LSE 'cuts fees' in face of new competition
The London Stock Exchange (LSE) is today reportedly launching hefty fee cuts and incentives to help it fend off a raft of new equity trading rivals.
It is thought that the LSE is axing some charges altogether under the tariff changes as it ramps up the battle against incoming competition, according to the Financial Times.
Three rivals are said to be launching over the next two months offering trading in pan-European equities, with one of the incoming competitors – Turquoise - believed to be starting its first full week of operation today.
Turquoise, which is owned by nine investment banks, is entering its third week of testing and reportedly said today that it was confident of stealing a 5% market share by Christmas.
The other two soon-to-launch rivals, Nasdaq OMX Europe and BATS, are expected to open this autumn, with Nasdaq set to launch on September 26.

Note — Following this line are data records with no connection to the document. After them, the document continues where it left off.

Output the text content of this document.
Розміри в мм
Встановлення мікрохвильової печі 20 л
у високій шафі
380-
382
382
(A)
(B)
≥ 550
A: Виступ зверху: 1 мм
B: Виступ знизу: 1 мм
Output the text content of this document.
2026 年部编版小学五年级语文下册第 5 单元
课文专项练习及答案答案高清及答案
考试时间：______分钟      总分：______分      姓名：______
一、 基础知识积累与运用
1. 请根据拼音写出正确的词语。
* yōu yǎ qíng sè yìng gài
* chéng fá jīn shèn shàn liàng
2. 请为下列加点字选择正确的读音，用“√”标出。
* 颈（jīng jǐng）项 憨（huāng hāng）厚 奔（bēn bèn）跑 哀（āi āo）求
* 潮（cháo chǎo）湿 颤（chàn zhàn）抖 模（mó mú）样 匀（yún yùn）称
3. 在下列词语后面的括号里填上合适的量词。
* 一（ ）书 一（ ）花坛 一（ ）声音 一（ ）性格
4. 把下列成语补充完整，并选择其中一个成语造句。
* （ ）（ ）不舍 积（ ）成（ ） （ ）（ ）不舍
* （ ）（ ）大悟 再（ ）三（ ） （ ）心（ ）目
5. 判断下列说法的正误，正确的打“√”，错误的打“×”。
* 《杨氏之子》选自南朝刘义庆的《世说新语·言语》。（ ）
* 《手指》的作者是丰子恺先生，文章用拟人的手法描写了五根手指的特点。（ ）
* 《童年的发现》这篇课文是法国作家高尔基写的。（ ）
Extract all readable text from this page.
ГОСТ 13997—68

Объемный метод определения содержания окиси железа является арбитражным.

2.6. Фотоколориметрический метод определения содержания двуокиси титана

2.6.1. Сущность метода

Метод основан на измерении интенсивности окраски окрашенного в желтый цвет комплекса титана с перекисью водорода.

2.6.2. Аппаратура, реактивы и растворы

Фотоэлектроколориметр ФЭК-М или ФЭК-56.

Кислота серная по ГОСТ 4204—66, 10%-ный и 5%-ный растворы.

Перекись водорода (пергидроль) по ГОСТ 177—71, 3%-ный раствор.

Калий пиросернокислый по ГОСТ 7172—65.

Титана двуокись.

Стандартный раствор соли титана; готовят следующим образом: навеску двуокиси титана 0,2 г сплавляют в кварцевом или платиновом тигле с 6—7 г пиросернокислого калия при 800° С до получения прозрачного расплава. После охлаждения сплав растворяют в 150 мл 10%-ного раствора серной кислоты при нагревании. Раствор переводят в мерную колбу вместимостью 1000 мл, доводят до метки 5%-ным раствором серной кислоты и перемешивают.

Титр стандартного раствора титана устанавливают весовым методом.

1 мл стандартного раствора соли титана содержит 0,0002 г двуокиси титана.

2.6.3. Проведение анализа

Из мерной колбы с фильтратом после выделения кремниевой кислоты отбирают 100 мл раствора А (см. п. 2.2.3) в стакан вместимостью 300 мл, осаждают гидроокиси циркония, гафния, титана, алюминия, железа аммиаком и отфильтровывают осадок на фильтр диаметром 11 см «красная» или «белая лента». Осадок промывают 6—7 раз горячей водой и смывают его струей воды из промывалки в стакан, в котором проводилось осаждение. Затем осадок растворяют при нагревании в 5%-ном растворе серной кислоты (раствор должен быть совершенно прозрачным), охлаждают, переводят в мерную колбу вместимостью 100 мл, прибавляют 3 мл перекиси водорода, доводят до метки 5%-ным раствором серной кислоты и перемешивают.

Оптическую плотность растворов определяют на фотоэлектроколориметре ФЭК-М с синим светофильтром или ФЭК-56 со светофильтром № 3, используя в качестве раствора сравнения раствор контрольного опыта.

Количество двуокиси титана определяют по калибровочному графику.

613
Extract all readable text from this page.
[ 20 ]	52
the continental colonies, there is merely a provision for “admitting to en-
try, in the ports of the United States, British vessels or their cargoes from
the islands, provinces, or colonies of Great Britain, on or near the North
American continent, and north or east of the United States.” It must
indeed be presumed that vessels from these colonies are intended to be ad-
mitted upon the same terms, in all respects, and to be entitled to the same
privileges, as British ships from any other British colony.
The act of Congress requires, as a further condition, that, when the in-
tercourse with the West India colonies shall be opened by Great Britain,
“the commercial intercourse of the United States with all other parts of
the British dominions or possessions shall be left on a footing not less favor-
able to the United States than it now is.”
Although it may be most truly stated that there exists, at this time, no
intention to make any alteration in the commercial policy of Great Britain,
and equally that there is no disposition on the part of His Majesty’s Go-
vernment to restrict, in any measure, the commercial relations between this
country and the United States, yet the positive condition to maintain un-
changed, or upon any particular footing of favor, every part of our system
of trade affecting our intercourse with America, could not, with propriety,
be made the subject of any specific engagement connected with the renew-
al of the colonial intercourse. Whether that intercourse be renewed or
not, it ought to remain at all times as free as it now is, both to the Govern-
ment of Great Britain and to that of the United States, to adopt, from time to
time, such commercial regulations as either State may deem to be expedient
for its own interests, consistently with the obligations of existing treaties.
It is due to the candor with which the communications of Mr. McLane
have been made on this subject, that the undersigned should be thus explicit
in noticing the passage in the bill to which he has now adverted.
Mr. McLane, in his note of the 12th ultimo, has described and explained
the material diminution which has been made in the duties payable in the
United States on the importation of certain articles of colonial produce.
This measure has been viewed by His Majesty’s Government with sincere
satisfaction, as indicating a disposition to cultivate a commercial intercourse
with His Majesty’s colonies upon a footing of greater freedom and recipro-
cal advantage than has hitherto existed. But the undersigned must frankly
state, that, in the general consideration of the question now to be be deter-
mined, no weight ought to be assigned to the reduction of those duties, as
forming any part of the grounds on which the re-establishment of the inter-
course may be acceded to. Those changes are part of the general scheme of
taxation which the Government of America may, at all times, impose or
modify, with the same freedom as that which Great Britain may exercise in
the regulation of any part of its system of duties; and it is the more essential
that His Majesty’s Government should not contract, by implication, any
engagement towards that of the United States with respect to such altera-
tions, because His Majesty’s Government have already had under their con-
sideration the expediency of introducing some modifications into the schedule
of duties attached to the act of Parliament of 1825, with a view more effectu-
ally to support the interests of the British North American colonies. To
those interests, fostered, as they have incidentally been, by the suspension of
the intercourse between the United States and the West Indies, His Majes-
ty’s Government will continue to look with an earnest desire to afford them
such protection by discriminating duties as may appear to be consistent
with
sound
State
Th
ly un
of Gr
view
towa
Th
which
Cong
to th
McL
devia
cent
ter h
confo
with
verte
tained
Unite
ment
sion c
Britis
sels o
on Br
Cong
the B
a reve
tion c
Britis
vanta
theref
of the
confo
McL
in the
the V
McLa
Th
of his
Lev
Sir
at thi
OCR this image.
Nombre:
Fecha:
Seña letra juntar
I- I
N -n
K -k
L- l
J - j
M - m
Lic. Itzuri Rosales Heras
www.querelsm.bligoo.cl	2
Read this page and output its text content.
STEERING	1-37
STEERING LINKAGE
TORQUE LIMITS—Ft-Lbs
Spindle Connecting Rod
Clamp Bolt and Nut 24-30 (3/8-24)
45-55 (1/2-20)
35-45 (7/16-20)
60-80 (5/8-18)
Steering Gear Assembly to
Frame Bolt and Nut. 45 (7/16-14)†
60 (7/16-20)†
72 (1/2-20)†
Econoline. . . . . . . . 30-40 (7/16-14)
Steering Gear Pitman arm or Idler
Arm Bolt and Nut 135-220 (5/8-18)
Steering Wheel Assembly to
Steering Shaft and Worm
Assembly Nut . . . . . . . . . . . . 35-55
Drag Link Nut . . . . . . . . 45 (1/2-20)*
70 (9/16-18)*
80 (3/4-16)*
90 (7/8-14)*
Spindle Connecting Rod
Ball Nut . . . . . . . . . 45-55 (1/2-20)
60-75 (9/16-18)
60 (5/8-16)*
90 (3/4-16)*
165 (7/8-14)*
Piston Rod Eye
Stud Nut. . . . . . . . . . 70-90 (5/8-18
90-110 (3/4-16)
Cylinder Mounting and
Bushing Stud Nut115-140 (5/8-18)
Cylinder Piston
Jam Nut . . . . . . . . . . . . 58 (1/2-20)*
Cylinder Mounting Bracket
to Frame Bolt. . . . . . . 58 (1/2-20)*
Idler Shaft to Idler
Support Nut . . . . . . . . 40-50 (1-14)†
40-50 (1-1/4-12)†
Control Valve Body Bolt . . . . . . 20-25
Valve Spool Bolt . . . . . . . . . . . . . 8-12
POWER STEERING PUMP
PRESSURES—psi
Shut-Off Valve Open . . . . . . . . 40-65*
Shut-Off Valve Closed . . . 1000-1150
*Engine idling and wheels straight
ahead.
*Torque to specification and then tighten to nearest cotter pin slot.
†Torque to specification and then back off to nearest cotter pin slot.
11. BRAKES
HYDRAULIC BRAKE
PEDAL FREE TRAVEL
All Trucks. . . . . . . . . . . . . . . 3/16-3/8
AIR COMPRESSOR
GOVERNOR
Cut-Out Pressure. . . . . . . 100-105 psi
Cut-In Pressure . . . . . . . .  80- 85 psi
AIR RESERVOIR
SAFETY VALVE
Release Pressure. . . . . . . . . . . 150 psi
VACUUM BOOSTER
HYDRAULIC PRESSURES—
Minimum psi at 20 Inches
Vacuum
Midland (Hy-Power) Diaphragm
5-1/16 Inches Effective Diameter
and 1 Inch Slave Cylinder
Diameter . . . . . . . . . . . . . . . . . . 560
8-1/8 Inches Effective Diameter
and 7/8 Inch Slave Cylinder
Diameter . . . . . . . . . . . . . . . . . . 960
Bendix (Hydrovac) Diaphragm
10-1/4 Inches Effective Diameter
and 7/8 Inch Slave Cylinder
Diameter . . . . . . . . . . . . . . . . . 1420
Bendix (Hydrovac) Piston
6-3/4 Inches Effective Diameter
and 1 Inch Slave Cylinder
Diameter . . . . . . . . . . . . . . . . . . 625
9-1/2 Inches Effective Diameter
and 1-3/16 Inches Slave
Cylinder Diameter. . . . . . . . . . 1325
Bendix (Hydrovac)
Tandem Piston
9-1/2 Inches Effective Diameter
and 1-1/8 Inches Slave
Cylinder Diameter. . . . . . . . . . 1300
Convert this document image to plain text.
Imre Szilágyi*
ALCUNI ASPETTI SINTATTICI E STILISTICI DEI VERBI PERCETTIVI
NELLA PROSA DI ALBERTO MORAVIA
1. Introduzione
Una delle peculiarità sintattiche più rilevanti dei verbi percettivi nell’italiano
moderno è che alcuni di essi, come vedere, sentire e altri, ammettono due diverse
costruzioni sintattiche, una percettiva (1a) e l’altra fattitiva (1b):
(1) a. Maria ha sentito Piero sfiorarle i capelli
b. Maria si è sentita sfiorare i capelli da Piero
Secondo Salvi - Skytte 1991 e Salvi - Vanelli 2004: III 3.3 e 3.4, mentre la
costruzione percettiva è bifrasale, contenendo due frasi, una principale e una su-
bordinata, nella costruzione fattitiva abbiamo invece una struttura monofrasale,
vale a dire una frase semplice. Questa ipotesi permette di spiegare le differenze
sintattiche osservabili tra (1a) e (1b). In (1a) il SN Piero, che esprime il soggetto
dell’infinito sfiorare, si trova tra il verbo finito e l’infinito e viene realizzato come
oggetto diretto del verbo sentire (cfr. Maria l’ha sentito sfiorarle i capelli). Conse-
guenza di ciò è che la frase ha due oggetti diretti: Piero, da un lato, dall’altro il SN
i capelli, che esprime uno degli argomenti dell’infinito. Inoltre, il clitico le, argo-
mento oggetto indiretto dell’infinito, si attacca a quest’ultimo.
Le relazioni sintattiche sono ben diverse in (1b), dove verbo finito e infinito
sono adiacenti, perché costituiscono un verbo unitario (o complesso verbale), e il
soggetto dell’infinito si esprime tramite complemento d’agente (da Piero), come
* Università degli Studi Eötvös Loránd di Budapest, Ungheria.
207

Platform Chi-X, which is majority owned by broker Instinet Europe, launched 14 months ago and is already said to have taken a 13% market share of all volume traded in FTSE 100 Index stocks.
The LSE is understood to be seeking a new type of trader with its fee overhaul to boost business, with plans to attract those that use complex computer algorithms, which drive large numbers of orders in quick succession.
These traders are seen as being increasingly important to exchange platforms, accounting for a greater proportion of trading volume.
The LSE has already been taking steps to defend itself against tougher competition, increasing its European reach with a £1.1bn (€1.35bn) acquisition of Milan-based Borsa Italiana.
The deal, completed last year, created Europe’s biggest exchange business.
The LSE has also been the subject of takeover interest itself, last year fighting off a hostile bid from US-based market operator Nasdaq, while it was also subject to stake-building by the Qatari Investment Authority and rival Borse Dubai.